The fix isn’t better handoffs between teams. The fix is recognizing that observability isn’t a handoff at all. It’s a continuous process that runs across the organization.
What This Means in Practice
Stop asking “do we have observability?” Start asking “can we answer these questions right now?”
Which customers are struggling with our AI today?
What use cases are failing most often?
Which accounts should sales be talking to this week?
What should we build next to improve customer outcomes?
If your team can’t answer these questions without filing a ticket with engineering, your observability process is broken, regardless of what tools you have installed.
The goal isn’t more traces. It’s faster loops from customer signal to organizational action.
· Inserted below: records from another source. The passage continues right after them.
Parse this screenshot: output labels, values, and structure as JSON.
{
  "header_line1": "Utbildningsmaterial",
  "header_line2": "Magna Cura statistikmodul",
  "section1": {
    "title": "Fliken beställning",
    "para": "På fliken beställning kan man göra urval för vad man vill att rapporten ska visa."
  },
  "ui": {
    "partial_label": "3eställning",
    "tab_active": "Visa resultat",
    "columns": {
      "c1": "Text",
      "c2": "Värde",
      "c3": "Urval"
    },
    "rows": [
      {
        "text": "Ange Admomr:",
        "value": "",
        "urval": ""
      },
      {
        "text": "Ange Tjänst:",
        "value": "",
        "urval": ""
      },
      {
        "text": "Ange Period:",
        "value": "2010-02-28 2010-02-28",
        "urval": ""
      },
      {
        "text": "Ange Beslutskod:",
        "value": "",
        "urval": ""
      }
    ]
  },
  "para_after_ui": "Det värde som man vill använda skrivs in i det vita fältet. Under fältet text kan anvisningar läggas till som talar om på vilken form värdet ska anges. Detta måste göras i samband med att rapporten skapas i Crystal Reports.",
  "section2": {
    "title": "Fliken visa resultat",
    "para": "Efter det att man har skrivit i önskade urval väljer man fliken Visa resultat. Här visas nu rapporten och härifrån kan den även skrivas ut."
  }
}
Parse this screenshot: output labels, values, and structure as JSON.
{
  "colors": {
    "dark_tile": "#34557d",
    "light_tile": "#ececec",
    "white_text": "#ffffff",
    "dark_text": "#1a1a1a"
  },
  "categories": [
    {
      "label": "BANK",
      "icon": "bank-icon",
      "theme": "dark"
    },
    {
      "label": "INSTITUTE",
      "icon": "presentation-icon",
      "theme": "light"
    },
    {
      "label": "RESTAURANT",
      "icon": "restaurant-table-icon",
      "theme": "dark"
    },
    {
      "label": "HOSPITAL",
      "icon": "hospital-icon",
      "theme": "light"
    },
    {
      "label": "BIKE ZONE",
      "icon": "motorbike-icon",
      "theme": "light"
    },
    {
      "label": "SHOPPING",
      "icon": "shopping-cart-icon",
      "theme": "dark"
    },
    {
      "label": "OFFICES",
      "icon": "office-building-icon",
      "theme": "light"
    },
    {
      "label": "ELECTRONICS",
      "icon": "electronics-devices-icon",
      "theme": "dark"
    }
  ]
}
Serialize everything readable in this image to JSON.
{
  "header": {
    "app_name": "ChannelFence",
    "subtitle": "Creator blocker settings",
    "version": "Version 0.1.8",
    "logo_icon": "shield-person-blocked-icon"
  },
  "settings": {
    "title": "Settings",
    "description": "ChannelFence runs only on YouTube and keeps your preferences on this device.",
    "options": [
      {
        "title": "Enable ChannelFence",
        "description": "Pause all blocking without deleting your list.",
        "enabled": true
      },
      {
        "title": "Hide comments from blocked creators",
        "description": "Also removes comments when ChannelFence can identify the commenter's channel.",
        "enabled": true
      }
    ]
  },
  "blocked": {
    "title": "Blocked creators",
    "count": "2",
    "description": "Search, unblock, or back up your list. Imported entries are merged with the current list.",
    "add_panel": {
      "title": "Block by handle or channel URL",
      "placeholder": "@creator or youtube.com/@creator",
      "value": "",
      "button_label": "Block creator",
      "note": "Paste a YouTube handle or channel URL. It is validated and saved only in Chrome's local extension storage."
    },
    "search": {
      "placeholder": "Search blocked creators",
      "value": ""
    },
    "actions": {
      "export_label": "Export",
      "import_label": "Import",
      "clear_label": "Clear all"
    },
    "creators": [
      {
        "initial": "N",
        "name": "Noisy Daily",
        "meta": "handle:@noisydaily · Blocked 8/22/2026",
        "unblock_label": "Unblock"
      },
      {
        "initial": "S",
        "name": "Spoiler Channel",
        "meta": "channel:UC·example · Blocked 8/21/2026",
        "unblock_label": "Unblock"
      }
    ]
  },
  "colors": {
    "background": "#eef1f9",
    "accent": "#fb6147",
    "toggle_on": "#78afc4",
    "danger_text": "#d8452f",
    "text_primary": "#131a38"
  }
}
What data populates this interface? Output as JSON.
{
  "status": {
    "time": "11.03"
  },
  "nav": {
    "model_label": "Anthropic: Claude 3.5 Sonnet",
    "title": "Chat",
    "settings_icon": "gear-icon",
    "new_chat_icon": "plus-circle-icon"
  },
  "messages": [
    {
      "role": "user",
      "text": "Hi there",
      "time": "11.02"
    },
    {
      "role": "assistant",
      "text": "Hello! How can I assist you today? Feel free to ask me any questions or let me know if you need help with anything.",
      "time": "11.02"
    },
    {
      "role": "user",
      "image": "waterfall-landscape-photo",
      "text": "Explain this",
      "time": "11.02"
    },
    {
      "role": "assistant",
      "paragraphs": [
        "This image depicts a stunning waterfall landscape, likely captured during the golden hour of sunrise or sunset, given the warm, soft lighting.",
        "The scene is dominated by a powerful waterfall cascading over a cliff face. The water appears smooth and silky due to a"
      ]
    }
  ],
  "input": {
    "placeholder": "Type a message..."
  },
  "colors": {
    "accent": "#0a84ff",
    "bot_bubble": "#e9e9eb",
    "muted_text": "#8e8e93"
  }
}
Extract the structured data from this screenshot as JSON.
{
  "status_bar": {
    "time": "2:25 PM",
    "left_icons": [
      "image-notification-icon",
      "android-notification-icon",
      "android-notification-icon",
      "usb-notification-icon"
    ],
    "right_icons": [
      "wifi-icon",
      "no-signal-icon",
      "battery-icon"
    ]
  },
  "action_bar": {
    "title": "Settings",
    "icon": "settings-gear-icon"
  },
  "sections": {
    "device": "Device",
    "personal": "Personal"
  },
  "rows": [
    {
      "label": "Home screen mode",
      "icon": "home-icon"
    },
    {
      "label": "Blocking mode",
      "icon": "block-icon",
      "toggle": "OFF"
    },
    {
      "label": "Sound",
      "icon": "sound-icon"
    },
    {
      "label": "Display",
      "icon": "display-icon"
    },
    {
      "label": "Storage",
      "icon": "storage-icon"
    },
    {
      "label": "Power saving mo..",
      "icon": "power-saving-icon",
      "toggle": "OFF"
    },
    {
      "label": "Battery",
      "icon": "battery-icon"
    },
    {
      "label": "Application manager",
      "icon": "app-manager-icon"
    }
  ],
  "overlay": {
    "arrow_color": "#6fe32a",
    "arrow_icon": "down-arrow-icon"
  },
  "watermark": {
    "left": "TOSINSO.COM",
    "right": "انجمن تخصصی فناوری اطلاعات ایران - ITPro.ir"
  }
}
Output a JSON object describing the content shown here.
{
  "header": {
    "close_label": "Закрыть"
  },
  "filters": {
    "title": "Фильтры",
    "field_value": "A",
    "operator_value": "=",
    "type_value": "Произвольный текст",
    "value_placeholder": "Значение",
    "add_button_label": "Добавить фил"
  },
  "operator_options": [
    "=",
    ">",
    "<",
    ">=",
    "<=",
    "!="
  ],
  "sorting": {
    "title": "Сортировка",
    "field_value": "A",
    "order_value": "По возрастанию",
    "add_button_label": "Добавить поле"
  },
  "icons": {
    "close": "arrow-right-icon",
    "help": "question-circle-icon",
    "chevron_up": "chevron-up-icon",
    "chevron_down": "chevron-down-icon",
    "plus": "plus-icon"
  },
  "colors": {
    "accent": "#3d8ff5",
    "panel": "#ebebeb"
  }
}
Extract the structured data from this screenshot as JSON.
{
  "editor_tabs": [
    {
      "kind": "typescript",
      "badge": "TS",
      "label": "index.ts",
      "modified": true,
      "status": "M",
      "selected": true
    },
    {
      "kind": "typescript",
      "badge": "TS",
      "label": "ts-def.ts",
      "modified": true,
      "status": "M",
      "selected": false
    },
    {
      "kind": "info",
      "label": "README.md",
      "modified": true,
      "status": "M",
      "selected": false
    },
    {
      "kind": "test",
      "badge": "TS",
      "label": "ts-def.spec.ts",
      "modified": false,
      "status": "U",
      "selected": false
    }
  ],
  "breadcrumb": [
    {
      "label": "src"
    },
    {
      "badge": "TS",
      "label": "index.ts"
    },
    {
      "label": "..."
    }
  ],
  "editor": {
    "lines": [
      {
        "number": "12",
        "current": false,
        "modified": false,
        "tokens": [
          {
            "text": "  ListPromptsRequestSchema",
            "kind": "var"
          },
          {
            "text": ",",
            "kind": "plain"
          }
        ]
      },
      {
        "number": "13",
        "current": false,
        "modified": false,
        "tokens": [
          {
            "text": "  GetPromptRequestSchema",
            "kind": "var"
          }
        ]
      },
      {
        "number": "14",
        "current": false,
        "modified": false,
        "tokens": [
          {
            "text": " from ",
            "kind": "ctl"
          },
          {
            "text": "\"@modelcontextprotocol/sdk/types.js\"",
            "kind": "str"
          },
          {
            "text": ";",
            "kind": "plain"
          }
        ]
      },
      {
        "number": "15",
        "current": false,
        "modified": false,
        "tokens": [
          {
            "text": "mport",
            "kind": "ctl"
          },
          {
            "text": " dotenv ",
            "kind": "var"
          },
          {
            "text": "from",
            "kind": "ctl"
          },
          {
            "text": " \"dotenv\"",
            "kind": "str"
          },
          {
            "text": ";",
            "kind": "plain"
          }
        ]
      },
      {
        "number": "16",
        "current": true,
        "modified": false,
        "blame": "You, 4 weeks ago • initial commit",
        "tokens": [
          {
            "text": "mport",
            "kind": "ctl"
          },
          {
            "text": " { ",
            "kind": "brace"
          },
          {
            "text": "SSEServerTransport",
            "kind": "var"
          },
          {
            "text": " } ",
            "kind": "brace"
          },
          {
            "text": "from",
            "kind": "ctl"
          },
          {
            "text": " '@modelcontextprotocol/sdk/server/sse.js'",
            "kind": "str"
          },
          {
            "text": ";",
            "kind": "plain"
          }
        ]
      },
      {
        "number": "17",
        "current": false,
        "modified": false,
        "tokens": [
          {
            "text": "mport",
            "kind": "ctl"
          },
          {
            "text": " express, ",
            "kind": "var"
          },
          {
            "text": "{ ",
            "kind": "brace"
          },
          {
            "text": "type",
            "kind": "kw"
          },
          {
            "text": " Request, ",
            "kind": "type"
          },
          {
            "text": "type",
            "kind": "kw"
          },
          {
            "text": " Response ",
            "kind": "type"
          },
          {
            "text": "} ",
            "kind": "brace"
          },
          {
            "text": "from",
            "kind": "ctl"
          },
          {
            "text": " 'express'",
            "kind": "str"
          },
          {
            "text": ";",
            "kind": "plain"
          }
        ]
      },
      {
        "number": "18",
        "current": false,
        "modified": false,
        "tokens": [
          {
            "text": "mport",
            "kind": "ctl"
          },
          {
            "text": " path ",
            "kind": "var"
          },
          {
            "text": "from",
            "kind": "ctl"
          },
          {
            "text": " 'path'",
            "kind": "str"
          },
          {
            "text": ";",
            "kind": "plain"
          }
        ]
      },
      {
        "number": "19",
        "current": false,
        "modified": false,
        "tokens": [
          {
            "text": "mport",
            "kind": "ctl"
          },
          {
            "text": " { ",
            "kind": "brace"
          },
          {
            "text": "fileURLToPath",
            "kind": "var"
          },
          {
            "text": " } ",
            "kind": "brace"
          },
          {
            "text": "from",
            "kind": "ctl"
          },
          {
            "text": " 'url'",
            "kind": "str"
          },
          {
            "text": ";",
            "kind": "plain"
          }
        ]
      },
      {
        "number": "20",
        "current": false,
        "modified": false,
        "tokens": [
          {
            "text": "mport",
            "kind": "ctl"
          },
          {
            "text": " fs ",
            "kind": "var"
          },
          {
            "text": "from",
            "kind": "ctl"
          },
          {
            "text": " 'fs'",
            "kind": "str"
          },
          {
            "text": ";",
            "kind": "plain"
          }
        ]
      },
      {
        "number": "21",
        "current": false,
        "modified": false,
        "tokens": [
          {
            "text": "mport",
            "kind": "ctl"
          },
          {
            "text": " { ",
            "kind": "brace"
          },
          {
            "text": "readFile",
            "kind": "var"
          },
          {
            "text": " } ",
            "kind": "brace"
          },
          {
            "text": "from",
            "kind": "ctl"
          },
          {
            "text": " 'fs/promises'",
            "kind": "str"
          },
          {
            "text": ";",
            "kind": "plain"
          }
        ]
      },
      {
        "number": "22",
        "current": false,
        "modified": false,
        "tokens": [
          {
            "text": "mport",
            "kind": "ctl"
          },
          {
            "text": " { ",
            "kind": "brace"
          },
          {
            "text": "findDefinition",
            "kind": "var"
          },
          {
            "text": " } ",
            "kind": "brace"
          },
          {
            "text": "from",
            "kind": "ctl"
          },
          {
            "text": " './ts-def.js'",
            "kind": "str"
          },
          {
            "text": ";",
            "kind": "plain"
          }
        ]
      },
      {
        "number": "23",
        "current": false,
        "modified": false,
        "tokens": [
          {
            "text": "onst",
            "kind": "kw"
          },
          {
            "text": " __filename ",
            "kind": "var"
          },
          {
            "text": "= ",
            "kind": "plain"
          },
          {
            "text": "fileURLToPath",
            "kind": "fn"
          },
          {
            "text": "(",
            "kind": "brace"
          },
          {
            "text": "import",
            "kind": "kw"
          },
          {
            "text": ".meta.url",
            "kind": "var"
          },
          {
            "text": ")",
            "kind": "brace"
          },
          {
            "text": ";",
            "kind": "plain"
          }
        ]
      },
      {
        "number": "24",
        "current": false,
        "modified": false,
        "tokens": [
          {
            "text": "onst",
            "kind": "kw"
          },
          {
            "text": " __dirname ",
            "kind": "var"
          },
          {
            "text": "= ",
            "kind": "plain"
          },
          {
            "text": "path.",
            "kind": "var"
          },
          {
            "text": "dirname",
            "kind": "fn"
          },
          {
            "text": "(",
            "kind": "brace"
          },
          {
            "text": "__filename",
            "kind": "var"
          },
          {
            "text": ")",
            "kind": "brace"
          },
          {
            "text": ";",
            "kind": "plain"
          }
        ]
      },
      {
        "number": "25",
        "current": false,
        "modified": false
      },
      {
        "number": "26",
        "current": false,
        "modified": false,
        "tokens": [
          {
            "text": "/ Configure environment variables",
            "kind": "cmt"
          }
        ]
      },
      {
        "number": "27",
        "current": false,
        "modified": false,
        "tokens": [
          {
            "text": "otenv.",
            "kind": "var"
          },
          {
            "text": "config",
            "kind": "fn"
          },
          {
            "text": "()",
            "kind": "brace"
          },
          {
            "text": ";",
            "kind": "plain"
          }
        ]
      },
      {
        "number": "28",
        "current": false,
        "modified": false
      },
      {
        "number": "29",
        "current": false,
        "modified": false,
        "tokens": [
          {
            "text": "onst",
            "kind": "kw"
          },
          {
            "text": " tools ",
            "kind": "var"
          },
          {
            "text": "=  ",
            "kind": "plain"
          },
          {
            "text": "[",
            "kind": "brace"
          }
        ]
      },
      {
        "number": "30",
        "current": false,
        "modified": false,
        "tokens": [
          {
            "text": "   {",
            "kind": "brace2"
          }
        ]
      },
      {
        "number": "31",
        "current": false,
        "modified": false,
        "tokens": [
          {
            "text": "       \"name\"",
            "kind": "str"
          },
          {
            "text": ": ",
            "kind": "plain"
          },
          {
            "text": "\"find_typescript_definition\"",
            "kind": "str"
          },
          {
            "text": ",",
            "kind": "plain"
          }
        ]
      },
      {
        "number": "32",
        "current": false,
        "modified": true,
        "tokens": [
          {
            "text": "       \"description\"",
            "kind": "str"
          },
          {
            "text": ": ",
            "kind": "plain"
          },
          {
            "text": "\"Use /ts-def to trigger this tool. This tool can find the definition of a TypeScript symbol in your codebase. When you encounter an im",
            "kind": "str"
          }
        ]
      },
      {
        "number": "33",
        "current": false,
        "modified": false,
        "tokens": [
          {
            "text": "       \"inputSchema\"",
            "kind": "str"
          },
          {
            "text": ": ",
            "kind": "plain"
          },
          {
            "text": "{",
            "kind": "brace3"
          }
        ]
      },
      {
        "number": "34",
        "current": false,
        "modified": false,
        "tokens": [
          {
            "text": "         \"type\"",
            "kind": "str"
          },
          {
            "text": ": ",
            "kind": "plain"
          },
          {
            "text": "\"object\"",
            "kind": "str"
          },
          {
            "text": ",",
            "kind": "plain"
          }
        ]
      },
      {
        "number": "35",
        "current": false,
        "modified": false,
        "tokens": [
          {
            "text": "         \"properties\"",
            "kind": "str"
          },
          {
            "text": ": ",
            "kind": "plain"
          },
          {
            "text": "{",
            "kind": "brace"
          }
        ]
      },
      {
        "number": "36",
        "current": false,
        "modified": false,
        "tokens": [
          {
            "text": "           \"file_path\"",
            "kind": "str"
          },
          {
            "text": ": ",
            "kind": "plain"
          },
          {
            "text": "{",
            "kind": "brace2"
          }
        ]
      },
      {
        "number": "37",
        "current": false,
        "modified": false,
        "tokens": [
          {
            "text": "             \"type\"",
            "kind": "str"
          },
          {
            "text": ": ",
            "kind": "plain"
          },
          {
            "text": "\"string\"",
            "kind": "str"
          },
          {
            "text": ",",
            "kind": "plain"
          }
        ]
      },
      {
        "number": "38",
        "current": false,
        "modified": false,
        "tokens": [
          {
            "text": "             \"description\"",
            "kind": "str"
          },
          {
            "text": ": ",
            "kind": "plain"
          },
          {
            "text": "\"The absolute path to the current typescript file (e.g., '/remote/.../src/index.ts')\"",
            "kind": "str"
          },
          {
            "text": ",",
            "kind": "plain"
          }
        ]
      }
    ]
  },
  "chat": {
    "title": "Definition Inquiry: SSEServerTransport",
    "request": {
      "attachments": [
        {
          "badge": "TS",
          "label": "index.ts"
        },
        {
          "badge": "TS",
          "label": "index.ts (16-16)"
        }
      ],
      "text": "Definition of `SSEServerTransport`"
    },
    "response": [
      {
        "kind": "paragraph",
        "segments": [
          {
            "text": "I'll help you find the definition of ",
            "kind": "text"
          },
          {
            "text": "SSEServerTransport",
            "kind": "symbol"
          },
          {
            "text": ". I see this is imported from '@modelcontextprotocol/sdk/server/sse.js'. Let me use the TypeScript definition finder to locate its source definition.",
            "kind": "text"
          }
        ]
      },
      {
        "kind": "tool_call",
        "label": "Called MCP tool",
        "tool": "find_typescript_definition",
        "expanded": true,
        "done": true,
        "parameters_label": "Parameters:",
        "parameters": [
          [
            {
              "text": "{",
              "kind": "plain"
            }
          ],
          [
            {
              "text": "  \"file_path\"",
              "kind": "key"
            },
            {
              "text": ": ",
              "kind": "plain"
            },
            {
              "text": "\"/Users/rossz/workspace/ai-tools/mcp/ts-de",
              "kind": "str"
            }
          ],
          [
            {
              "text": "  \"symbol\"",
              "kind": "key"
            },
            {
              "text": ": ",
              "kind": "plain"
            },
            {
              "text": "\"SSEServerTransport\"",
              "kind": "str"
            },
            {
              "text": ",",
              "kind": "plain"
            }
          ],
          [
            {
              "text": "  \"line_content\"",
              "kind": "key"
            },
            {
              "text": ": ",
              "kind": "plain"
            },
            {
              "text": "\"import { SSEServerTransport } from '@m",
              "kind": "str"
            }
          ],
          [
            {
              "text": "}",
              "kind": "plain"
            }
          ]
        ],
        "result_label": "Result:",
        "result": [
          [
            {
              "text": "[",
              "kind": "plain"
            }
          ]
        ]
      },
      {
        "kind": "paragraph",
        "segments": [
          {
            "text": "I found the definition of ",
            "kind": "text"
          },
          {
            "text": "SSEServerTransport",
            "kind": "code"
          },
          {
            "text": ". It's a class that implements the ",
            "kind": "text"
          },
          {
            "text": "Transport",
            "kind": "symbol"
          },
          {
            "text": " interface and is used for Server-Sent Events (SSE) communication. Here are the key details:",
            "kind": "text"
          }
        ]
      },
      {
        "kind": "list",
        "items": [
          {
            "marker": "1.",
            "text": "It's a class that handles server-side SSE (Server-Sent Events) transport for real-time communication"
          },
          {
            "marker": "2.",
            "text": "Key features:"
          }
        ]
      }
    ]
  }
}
That requires thinking about observability not as infrastructure that engineering ships, but as an ongoing process that transforms how your entire organization learns from every customer conversation.
Gentle plug here, if you’re feeling this pain, we can help!
The Shift
The teams that figure this out will have a significant advantages. They’ll catch problems before customers give up. They’ll find upsell opportunities while deals are still winnable. They’ll build the right features because they understand what customers actually struggle with.
The teams that don’t will have beautiful dashboards showing them exactly how fast their AI responded to customers who eventually left.
Observability isn’t something you finish. It’s something you do.